Save flagged polygons to SHP file; be sure to adjust file paths. Note: dsn is the path to parent directory ("." means current working directory), and layer is the name of the shape file components--no need to specify ".shp".

writeOGR(mu[check.idx, ], dsn='.', layer='flagged_polygons', driver='ESRI Shapefile', overwrite_layer=TRUE)

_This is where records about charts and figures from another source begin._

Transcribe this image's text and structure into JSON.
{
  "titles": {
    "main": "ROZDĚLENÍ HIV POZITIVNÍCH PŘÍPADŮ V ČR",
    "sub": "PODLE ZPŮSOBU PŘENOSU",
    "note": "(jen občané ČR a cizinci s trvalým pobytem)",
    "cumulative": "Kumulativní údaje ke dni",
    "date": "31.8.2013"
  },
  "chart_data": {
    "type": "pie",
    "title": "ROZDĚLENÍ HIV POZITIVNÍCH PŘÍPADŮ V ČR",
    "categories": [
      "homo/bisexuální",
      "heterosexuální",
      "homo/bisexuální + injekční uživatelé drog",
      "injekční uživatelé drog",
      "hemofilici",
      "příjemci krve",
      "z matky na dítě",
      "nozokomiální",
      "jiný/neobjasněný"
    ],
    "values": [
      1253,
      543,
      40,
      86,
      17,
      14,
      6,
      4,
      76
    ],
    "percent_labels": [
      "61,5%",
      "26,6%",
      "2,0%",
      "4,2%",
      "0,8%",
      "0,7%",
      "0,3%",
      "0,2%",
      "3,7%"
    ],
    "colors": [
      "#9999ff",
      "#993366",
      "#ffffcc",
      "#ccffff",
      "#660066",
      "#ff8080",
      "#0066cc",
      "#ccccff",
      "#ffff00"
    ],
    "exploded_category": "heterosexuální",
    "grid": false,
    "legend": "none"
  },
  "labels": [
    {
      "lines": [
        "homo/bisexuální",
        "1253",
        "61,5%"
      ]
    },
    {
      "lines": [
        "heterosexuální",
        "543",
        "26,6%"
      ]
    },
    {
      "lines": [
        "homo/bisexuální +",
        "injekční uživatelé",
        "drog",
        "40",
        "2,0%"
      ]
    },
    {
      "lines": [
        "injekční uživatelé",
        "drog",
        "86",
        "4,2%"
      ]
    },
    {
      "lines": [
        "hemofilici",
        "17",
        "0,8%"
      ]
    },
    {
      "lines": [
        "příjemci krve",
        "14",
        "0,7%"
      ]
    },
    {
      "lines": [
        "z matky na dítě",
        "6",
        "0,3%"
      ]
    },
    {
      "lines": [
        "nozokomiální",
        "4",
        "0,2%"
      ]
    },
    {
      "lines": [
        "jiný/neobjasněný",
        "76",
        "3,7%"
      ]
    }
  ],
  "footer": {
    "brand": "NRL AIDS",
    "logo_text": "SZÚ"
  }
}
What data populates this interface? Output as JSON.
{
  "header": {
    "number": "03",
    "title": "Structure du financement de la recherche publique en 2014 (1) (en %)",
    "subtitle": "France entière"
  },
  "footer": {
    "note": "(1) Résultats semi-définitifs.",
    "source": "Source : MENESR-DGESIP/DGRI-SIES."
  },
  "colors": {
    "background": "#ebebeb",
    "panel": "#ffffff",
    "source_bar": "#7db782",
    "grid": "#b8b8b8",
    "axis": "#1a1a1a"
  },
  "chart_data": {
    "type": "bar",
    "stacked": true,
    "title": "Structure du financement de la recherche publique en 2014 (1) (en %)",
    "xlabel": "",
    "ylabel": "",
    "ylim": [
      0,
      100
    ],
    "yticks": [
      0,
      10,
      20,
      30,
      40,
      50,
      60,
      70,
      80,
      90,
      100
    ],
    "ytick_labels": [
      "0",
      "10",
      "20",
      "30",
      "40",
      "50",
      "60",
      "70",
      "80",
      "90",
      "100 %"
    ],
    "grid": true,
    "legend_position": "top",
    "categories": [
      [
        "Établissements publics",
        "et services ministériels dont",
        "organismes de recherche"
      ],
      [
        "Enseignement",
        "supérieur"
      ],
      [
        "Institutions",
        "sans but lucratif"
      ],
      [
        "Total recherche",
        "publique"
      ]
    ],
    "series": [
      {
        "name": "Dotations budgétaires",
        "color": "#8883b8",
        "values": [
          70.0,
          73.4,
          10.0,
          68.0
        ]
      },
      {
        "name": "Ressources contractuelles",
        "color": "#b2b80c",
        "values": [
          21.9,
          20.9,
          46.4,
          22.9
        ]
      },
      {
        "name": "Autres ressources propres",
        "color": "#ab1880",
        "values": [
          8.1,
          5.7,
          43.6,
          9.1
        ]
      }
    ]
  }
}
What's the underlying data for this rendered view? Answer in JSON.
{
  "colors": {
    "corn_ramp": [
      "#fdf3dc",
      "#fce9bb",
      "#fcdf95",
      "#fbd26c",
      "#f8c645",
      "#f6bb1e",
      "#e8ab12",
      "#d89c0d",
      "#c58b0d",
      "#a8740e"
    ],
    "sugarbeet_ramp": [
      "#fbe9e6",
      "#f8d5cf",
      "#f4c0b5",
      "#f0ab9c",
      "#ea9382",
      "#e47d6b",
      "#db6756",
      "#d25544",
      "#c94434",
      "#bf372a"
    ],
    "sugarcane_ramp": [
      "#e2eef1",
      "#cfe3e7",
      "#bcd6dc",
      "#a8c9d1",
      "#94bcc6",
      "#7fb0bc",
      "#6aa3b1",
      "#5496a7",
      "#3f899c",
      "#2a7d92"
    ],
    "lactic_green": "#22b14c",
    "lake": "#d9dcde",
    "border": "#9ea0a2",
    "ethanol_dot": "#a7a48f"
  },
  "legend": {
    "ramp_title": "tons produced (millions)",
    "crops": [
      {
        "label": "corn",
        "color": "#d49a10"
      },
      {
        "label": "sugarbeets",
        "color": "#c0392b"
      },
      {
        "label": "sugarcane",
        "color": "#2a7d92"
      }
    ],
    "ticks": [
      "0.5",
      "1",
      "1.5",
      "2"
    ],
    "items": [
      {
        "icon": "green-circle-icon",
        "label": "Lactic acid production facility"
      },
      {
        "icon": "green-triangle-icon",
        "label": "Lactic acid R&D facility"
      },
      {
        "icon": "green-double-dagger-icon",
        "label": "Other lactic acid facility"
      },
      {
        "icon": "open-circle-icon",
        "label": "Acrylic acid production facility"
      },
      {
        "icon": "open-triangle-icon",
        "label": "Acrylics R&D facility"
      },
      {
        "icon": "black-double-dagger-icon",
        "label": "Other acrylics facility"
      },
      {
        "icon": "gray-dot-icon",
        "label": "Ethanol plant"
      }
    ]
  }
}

Sort polygons based on similarity of sampled raster values.

# additional libraries
library(cluster)
library(MASS)

# eval numerical distance
p.dist <- daisy(poly.stats.wide[, -1], stand=TRUE)
# may need to tinker with number of clusters, 3 seems about right here
# cluster using divisive heirachical method
# the clustering vector is in the same order as our polygons
clusters <- cutree(diana(p.dist), 3)

# map distance matrix to 2D space via Sammon Mapping
p.sammon <- sammon(p.dist)

# plot
par(mar=c(1,1,3,1))
plot(p.sammon$points, type='n', axes=FALSE, asp=1)
abline(h=0, v=0, lty=2, col='grey')
text(p.sammon$points, labels = poly.stats.wide$pID, cex=0.5, col=clusters)
box()
title('Polygon IDs Organized According to Similarity of Raster Values')

# save clustering vector to original polygons, and map
mu$cluster <- clusters
par(mar=c(1,1,3,1))
plot(mu, col=mu$cluster, border=mu$cluster)
box()
title('Polygons Grouped According to Similarity of Raster Values')

Next Time...

  1. scoring polygon bases on deviation from slope class limits
  2. use gdalUtils to extract specific map unit polygons from large geodatabases (requires working GDAL installation)
  3. generalized approach for comparing map units

This document is based on sharpshootR version 0.9.3.